Ich nehme mir eine Packung mit Tofuaufstrich, der zwar ekelig aussieht, aber das interessiert mich und meinen knurrenden Magen im Moment nicht. Auch Henry isst alles, was ihm in die Finger gerät.
Er ertappt mich dabei, wie ich ihn ansehe, und lächelt. »Fühlst du dich besser?«
»Auf jeden Fall wieder etwas mehr wie ein Mensch.«
»Gut.«
»Hör mal, Henry, wegen vorhin …«
Olivias Absätze klackern auf dem hellen Holzfußboden, als sie zu uns kommt. In ihrer engen Jeans und einem eisblauen Neckholdertop sieht sie einfach phantastisch aus. Ihre Haut ist perfekt und so gleichmäßig gebräunt, dass es nur künstlich sein kann. »Henry, waren diese Paparazzi-Arschlöcher noch immer unten?«
Sein Blick wandert zu mir. »Jepp.«
»Woher zur Hölle wissen die immer, wann etwas los ist?«
»Da bin ich überfragt. Hast du eine Ahnung, Kate?«
O Scheiße.
Ich erwidere Henrys Blick. Bitte mach, dass er mir glaubt.

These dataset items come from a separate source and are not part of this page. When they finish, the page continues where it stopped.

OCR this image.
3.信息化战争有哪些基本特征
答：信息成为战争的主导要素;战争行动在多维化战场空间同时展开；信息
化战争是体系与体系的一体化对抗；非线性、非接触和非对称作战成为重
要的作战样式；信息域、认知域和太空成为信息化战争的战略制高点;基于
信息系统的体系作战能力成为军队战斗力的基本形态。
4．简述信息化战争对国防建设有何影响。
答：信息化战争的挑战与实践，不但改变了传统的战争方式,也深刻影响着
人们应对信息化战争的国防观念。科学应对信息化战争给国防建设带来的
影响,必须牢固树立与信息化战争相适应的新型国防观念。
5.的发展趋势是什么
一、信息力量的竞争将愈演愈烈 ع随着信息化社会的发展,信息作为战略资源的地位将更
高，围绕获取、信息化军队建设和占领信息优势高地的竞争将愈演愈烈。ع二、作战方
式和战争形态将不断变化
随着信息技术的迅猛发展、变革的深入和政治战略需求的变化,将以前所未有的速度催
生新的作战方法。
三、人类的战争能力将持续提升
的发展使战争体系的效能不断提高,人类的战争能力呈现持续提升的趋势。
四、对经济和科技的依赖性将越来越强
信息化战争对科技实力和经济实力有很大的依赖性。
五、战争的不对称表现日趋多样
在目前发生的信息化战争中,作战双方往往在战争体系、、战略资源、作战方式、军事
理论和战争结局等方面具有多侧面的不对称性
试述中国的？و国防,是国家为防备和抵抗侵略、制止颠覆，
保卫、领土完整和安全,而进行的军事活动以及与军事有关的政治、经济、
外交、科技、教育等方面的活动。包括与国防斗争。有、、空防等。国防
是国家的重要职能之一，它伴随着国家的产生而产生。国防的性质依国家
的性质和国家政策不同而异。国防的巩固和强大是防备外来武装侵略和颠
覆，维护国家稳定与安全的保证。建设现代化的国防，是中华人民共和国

»Nein, Henry. Ich habe keine Ahnung.«
Olivia nimmt sich einen Teller aus dem Schrank und gibt sich etwas Couscous darauf. »Ich könnte schwören, dass jemand ihr Telefon angezapft hat. Ich habe Amb schon öfter gesagt, sie soll es überprüfen lassen, doch sie hört ja nicht auf mich.«
»Schläft sie?«, frage ich.
»Sie nimmt ein Bad. Ich kann nicht glauben, dass sie die Nacht im Park verbracht hat. Dieser verfluchte Connor.«
»Hast du mit ihm gesprochen?«, will Henry wissen.
»Kurz. Er schien nicht besonders besorgt zu sein.«
Ein zorniger Ausdruck huscht über Henrys Gesicht. »Nein, wohl nicht.«
Es fällt mir schwer, noch einen weiteren Moment dieses leeren Geredes zu ertragen. Ich muss unbedingt mit Henry reden. Was genau ich ihm sagen will, weiß ich noch nicht. Aber vielleicht ist das meine letzte Chance.
»Henry, können wir kurz reden?«
Henry zögert, ehe er antwortet, und etwas an meinem Tonfall muss Olivias Aufmerksamkeit geweckt haben. Denn nun sieht sie mich an, als wäre ihr gerade erst aufgefallen, dass ich hier bin. Dass ich mit Henry zusammen hierhergekommen bin. Dass wir den ganzen Tag gemeinsam verbracht haben.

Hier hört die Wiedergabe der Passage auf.